Я оглядываюсь по сторонам, выдыхая в темноту облака пара. Кмерлан кашляет, заглотнув морозный воздух, и мы замираем, но нас никто не слышит. Магия пока действует. Нам надо бежать дальше.
Повозка, нанятая Цилиолисом, ждет нас на улице за самдуном, где он жил. Ему удалось достать только одну тяжеловозную лошадь за те деньги, что мы ему дали, и нам остается надеяться, что в пути не придется гнать изо все сил. Инетис не может ехать верхом с таким животом, и у нас просто нет выбора.
Кмерлан поглаживает огромную — в два раза больше обычной — лошадь по белоснежной гриве и что-то ласково ей бормочет, но когда Инетис пытается забраться в повозку, сразу бросается ей на помощь вместе с Цилиолисом.
Цилиолис мрачен и почти ничего не говорит, только добавляет к нашим мешкам почти пустой свой. Мы забираемся в повозку и медленно и осторожно проезжаем по улицам, где даже в это позднее время еще бродят люди. Но нас никто не замечает.
Когда Асма остается позади, и перед нами расстилается бескрайнее полотно промерзлых полей, едва припорошенных снегом, ребенок начинает капризничать и говорит, что устал. Инетис сжимает зубы — ей снова больно, и эта боль повторяется вот уже какой вечер подряд. С тех самых пор, как ребенок заговорил с ней и Кмерланом.

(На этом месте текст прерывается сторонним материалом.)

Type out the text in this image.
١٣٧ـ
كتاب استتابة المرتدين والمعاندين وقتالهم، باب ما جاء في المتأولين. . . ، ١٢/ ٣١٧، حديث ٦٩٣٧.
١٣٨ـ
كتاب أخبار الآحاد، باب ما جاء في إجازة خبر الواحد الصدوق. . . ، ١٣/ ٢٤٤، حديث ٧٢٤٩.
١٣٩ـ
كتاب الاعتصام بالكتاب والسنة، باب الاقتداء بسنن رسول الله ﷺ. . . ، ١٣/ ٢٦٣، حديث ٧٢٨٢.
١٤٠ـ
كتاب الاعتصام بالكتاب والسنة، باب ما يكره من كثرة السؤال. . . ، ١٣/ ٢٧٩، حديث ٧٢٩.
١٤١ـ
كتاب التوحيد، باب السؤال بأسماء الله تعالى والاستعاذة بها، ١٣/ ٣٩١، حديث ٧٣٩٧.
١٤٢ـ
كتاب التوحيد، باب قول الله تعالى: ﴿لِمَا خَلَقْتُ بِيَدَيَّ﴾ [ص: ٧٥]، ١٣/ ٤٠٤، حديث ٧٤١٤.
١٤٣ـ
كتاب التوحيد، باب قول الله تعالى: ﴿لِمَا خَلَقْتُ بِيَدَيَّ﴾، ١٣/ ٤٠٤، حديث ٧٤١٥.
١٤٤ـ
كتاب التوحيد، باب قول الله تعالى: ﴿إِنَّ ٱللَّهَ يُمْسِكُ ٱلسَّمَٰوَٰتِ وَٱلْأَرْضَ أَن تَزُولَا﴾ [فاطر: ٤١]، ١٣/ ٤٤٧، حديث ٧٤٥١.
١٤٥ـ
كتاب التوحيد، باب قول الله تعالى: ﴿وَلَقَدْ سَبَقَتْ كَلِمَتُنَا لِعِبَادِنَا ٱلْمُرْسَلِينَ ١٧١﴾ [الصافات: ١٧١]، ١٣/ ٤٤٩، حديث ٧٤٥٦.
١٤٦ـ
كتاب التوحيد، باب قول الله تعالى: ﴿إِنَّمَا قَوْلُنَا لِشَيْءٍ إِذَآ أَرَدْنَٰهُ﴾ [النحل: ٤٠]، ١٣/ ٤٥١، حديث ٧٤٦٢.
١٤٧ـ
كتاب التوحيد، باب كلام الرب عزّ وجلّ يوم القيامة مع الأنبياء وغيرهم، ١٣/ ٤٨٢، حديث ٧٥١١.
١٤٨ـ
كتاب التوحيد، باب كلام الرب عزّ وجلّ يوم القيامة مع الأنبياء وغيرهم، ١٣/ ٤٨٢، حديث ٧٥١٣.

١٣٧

— Все хорошо, мне не очень больно, — слышу я ее шепот, и понимаю, что говорит она с ребенком.
Цилиолис хмурится, слыша ее слова, но только смотрит на нее, потом на меня и ничего не говорит. Он обижен, что мы не рассказали ему раньше, и я могу его понять. Ребенок не просто растет внутри Инетис, он меняется и меняет нас — и Цилиолис узнает об этом последним из нас троих, хотя должен был узнать сразу же, как узнала я.